Bei der Maschine handelte es sich um eine Militärversion einer de Havilland Canada DHC-6-100 Twin Otter mit der Werknummer 54. Die Maschine wurde im Jahr 1967 im Werk von de Havilland Canada in Downsview, Ontario endmontiert. Das Roll-Out der Maschine erfolgte am 16. Juni 1967. Die für die Norwegischen Luftstreitkräfte gebaute Twin Otter erhielt die militärische Seriennummer 67-056. Die Maschine war für das 719. Geschwader in Bodø vorgesehen. Der Erstflug erfolgte am 28. Juni 1967. Der Auslieferungsflug wurde zwischen dem 26. Juli 1967 und dem 1. August 1967 durchgeführt. Da es sich bei der Twin Otter um ein Kurzstreckenflugzeug handelt, waren auf dem Flug zahlreiche Zwischenstopps zur Betankung vorgesehen. Die Maschine startete vom Flughafen Toronto/Downsview und flog zunächst zur Canadian Forces Base Bagotville. Von dort aus wurde als Nächstes der Schefferville Airport angeflogen.

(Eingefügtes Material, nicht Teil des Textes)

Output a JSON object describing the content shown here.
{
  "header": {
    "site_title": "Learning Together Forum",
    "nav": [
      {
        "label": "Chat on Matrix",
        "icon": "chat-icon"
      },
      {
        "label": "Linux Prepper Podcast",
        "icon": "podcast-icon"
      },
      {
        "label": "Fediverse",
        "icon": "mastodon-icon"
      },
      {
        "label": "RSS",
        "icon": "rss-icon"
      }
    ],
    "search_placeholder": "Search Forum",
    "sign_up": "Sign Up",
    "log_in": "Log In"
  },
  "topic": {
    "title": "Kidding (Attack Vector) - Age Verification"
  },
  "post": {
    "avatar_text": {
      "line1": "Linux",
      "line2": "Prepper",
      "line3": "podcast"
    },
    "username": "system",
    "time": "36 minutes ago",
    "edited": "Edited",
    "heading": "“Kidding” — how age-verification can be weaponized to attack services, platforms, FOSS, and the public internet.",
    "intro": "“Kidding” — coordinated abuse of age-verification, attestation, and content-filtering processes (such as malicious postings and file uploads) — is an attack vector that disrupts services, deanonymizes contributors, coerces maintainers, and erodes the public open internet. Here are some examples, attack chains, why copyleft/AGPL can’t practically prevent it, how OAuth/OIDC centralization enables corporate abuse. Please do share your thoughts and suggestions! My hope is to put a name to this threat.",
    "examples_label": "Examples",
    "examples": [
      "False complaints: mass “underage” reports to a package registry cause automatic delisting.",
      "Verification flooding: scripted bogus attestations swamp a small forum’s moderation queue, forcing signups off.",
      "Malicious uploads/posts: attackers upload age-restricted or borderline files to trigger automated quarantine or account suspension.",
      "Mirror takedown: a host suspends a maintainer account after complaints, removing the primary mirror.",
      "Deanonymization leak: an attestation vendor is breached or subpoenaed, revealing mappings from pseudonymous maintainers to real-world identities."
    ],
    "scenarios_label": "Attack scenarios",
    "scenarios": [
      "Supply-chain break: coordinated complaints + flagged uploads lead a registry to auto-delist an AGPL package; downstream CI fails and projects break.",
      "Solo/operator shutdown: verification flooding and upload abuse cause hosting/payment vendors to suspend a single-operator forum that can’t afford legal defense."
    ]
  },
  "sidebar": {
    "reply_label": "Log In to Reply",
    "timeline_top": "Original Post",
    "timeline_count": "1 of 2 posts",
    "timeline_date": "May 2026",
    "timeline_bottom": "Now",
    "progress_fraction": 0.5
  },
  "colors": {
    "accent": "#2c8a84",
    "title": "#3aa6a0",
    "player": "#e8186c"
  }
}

Auf dem dritten Flugabschnitt wurde die Hudsonstraße überflogen und die Maschine landete auf dem Frobisher Bay Airport zwischen. Es folgte der Überflug nach Grönland, wo die Maschine auf der Sondrestrom Air Base landete. Der fünfte Flugabschnitt führte nach Island und endete mit einer Landung auf dem Flughafen Keflavík. Es folgte ein Überflug nach Norwegen, wo die Maschine eine weitere Zwischenlandung auf dem Flughafen Bergen absolvierte. Es folgten weitere Zwischenlandungen auf dem Flughafen Kjeller und dem Flughafen Trondheim, ehe die Maschine schließlich den Flughafen Bodø erreichte. Die Maschine erhielt bei der norwegischen Luftwaffe zusätzlich zu ihrer Seriennummer den Identifikationscode K-XJ, der wie ein Luftfahrzeugkennzeichen großflächig auf dem Rumpf aufgetragen wurde. Das zweimotorige leichte militärische Transportflugzeug war mit zwei Turboproptriebwerken des Typs Pratt & Whitney Canada PT6A-34 ausgestattet.

Passagiere und Besatzung

An Bord der Maschine befanden sich am 11. Juli 1972 beim Start vom Flughafen Bardufoss eine dreiköpfige Besatzung und 14 Passagiere – Angehörige der Streitkräfte und ihre Familien, unter ihnen fünf Frauen und vier Kinder.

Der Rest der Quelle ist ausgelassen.